Dysfunction of ATG7-dependent autophagy dysregulates the antioxidant response and contributes to oxidative stress-induced biological impairments in human epidermal melanocytes.

Autophagy is a process involving the self-digestion of components that participates in anti-oxidative stress responses and protects cells against oxidative damage. However, the role of autophagy in the anti-oxidative stress responses of melanocytes remains unclear. To investigate the role of autophagy in human epidermal melanocytes, we knocked down and overexpressed ATG7, the critical gene of autophagy, in normal human epidermal melanocytes.

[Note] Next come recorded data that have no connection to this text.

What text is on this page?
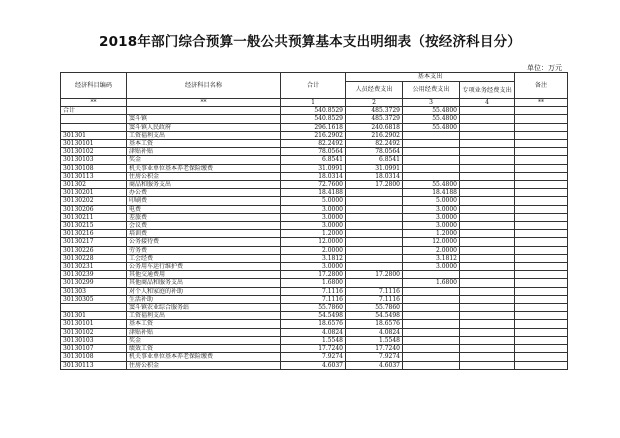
2018年部门综合预算一般公共预算基本支出明细表（按经济科目分）
单位：万元
经济科目编码	经济科目名称	合计	基本支出			备注
			人员经费支出	公用经费支出	专项业务经费支出	
**	**	1	2	3	4	**
合计		540.8529	485.3729	55.4800		
	窦斗镇	540.8529	485.3729	55.4800		
	窦斗镇人民政府	296.1618	240.6818	55.4800		
301301	工资福利支出	216.2902	216.2902			
30130101	基本工资	82.2492	82.2492			
30130102	津贴补贴	78.0564	78.0564			
30130103	奖金	6.8541	6.8541			
30130108	机关事业单位基本养老保险缴费	31.0991	31.0991			
30130113	住房公积金	18.0314	18.0314			
301302	商品和服务支出	72.7600	17.2800	55.4800		
30130201	办公费	18.4188		18.4188		
30130202	印刷费	5.0000		5.0000		
30130206	电费	3.0000		3.0000		
30130211	差旅费	3.0000		3.0000		
30130215	会议费	3.0000		3.0000		
30130216	培训费	1.2000		1.2000		
30130217	公务接待费	12.0000		12.0000		
30130226	劳务费	2.0000		2.0000		
30130228	工会经费	3.1812		3.1812		
30130231	公务用车运行维护费	3.0000		3.0000		
30130239	其他交通费用	17.2800	17.2800			
30130299	其他商品和服务支出	1.6800		1.6800		
301303	对个人和家庭的补助	7.1116	7.1116			
30130305	生活补助	7.1116	7.1116			
	窦斗镇农业综合服务站	55.7860	55.7860			
301301	工资福利支出	54.5498	54.5498			
30130101	基本工资	18.6576	18.6576			
30130102	津贴补贴	4.0824	4.0824			
30130103	奖金	1.5548	1.5548			
30130107	绩效工资	17.7240	17.7240			
30130108	机关事业单位基本养老保险缴费	7.9274	7.9274			
30130113	住房公积金	4.6037	4.6037			
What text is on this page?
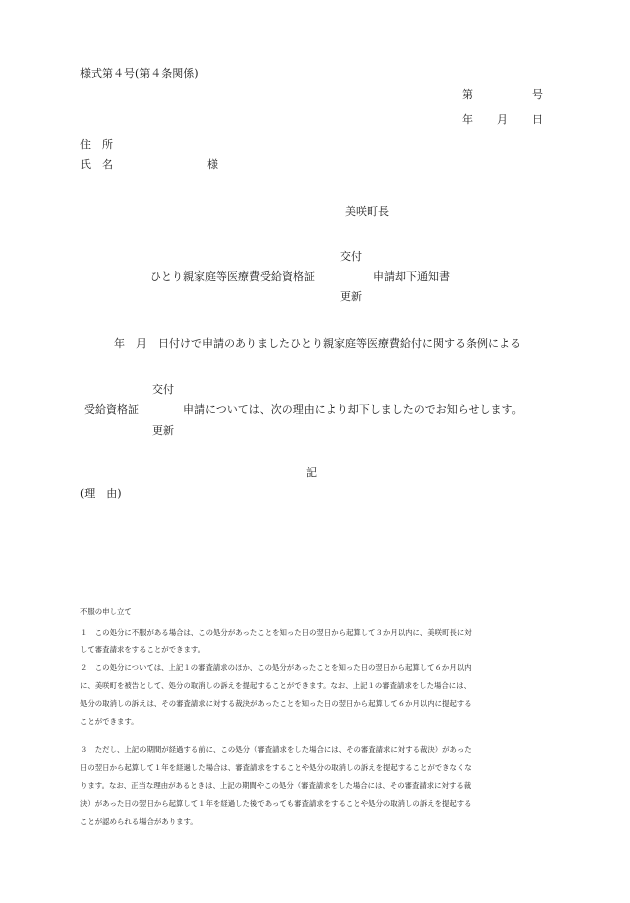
様式第４号(第４条関係)
第	号
年 月 日
住　所
氏　名	様
美咲町長
交付
ひとり親家庭等医療費受給資格証	申請却下通知書
更新
年　月　日付けで申請のありましたひとり親家庭等医療費給付に関する条例による
交付
受給資格証	申請については、次の理由により却下しましたのでお知らせします。
更新
記
(理　由)
不服の申し立て
１　この処分に不服がある場合は、この処分があったことを知った日の翌日から起算して３か月以内に、美咲町長に対
して審査請求をすることができます。
２　この処分については、上記１の審査請求のほか、この処分があったことを知った日の翌日から起算して６か月以内
に、美咲町を被告として、処分の取消しの訴えを提起することができます。なお、上記１の審査請求をした場合には、
処分の取消しの訴えは、その審査請求に対する裁決があったことを知った日の翌日から起算して６か月以内に提起する
ことができます。
３　ただし、上記の期間が経過する前に、この処分（審査請求をした場合には、その審査請求に対する裁決）があった
日の翌日から起算して１年を経過した場合は、審査請求をすることや処分の取消しの訴えを提起することができなくな
ります。なお、正当な理由があるときは、上記の期間やこの処分（審査請求をした場合には、その審査請求に対する裁
決）があった日の翌日から起算して１年を経過した後であっても審査請求をすることや処分の取消しの訴えを提起する
ことが認められる場合があります。
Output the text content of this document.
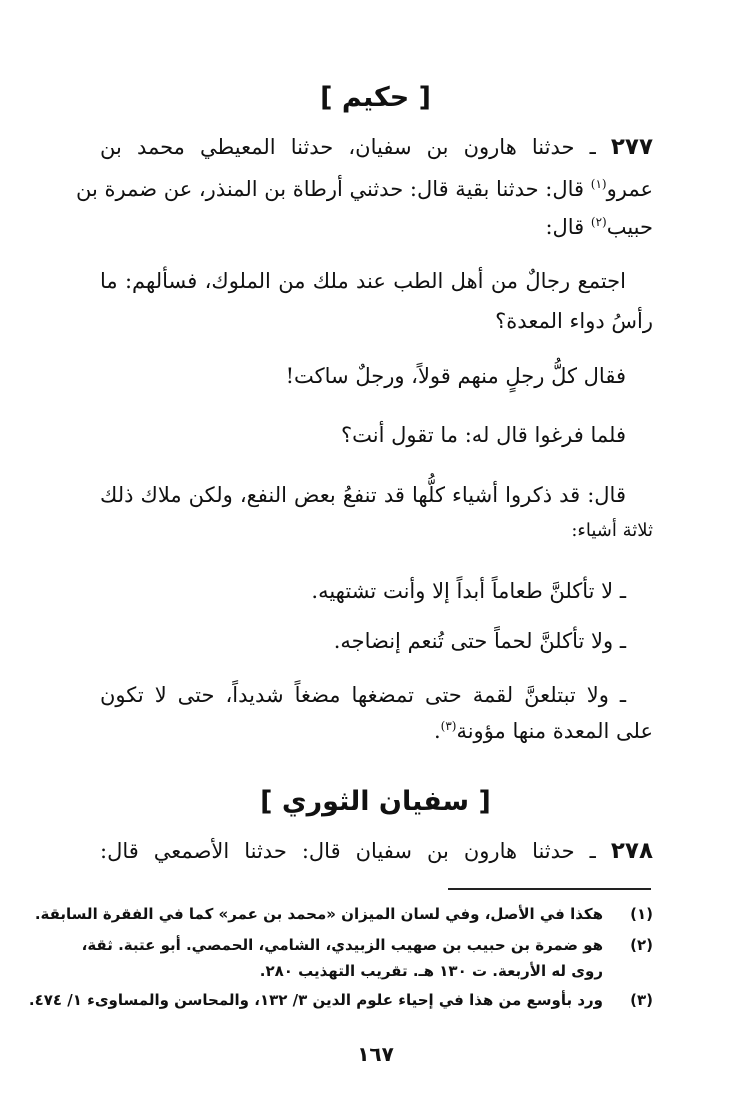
[ حكيم ]
٢٧٧ ـ حدثنا هارون بن سفيان، حدثنا المعيطي محمد بن
عمرو$^{(١)}$ قال: حدثنا بقية قال: حدثني أرطاة بن المنذر، عن ضمرة بن
حبيب$^{(٢)}$ قال:
اجتمع رجالٌ من أهل الطب عند ملك من الملوك، فسألهم: ما
رأسُ دواء المعدة؟
فقال كلُّ رجلٍ منهم قولاً، ورجلٌ ساكت!
فلما فرغوا قال له: ما تقول أنت؟
قال: قد ذكروا أشياء كلُّها قد تنفعُ بعض النفع، ولكن ملاك ذلك
ثلاثة أشياء:
ـ لا تأكلنَّ طعاماً أبداً إلا وأنت تشتهيه.
ـ ولا تأكلنَّ لحماً حتى تُنعم إنضاجه.
ـ ولا تبتلعنَّ لقمة حتى تمضغها مضغاً شديداً، حتى لا تكون
على المعدة منها مؤونة$^{(٣)}$.
[ سفيان الثوري ]
٢٧٨ ـ حدثنا هارون بن سفيان قال: حدثنا الأصمعي قال:
(١)
هكذا في الأصل، وفي لسان الميزان «محمد بن عمر» كما في الفقرة السابقة.
(٢)
هو ضمرة بن حبيب بن صهيب الزبيدي، الشامي، الحمصي. أبو عتبة. ثقة،
روى له الأربعة. ت ١٣٠ هـ. تقريب التهذيب ٢٨٠.
(٣)
ورد بأوسع من هذا في إحياء علوم الدين ٣/ ١٣٢، والمحاسن والمساوىء ١/ ٤٧٤.
١٦٧
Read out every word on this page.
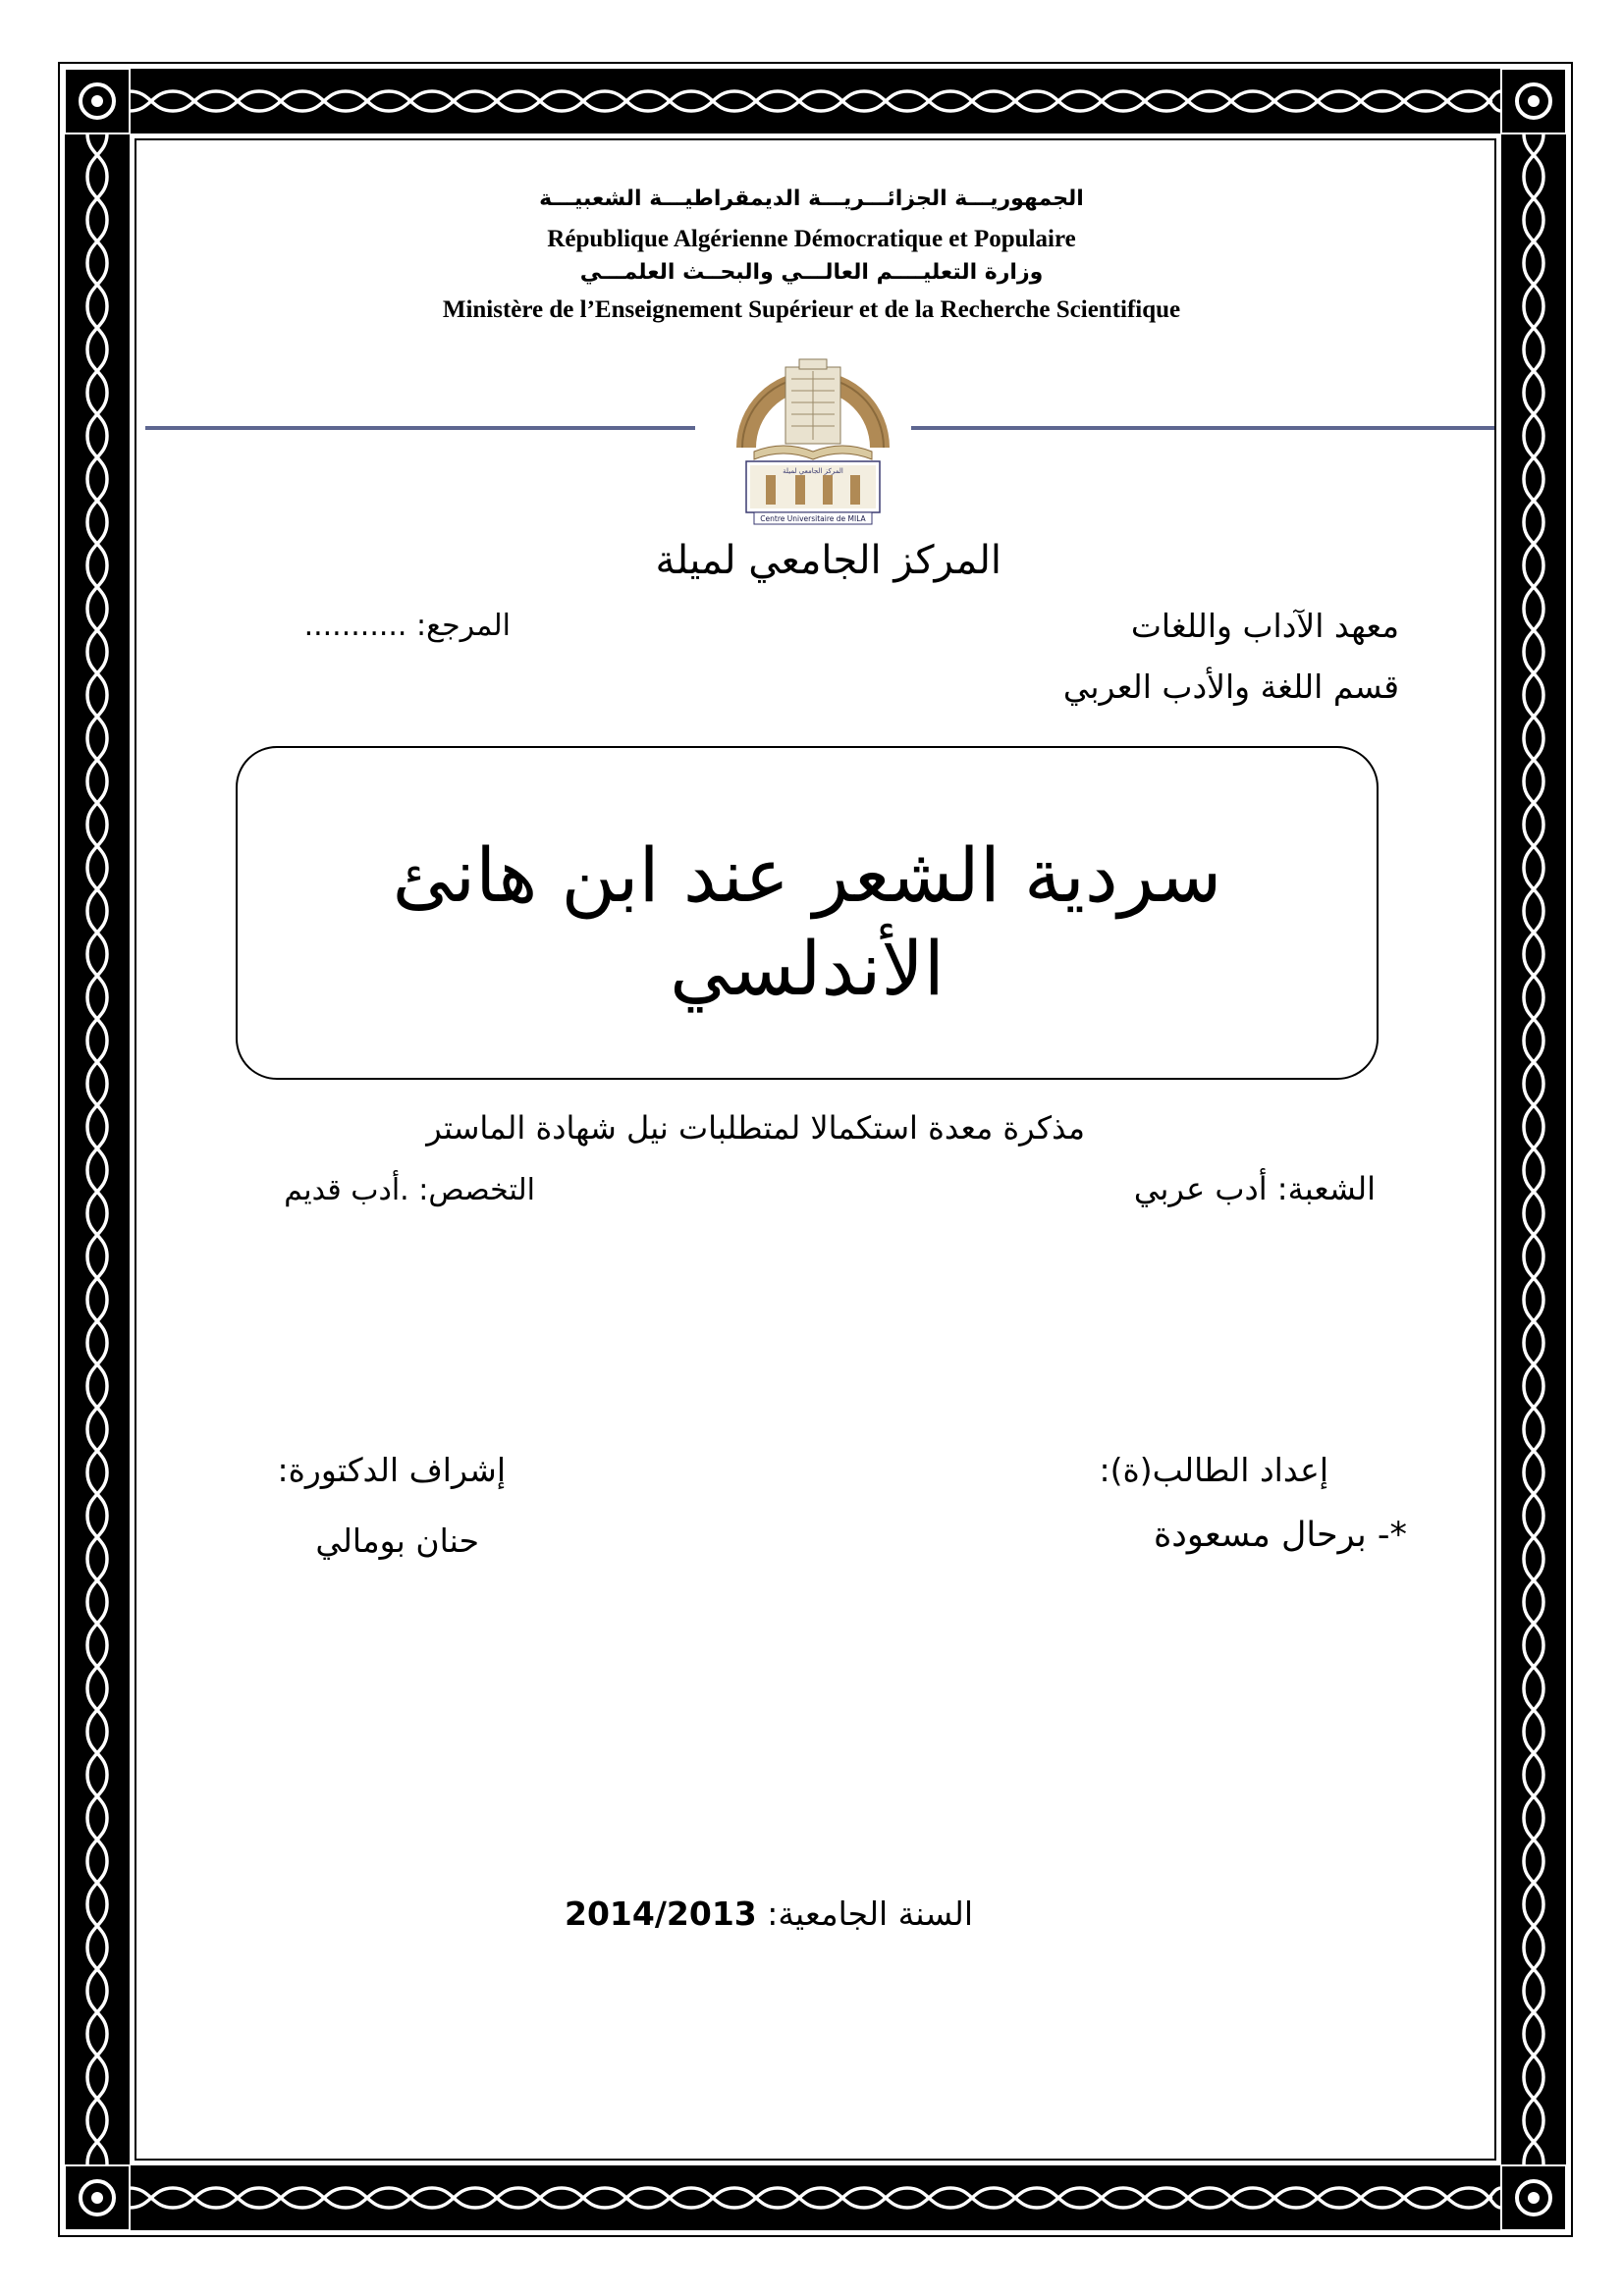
الجمهوريـــة الجزائـــريـــة الديمقراطيـــة الشعبيـــة
République Algérienne Démocratique et Populaire
وزارة التعليــــم العالـــي والبحــث العلمـــي
Ministère de l’Enseignement Supérieur et de la Recherche Scientifique
المركز الجامعي لميلة
Centre Universitaire de MILA
المركز الجامعي لميلة
معهد الآداب واللغات
المرجع: ...........
قسم اللغة والأدب العربي
سردية الشعر عند ابن هانئ
الأندلسي
مذكرة معدة استكمالا لمتطلبات نيل شهادة الماستر
الشعبة: أدب عربي
التخصص: .أدب قديم
إعداد الطالب(ة):
إشراف الدكتورة:
*- برحال مسعودة
حنان بومالي
2014/2013 السنة الجامعية:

We demonstrated that ATG7-dependent autophagy could affect melanin content of melanocytes by regulating melanogenesis. Moreover, suppression of ATG7-dependent autophagy inhibits proliferation and promotes oxidative stress-induced apoptosis of melanocytes, whereas enhancement of ATG7-dependent autophagy protects melanocytes from oxidative stress-induced apoptosis. Meanwhile, deficiency of ATG7-dependent autophagy results in premature senescence of melanocytes under oxidative stress. Notably, we verified that ATG7-dependent autophagy could alter oxidative stress homeostasis by regulating reactive oxygen species (ROS) production, nuclear factor erythroid 2-related factor 2 (Nrf2) antioxidant pathway, and the activity of several antioxidant enzymes in melanocytes. In conclusion, our study suggested that ATG7-dependent autophagy is indispensable for redox homeostasis and the biological functions of melanocytes, such as melanogenesis, proliferation, apoptosis, and senescence, especially under oxidative stress.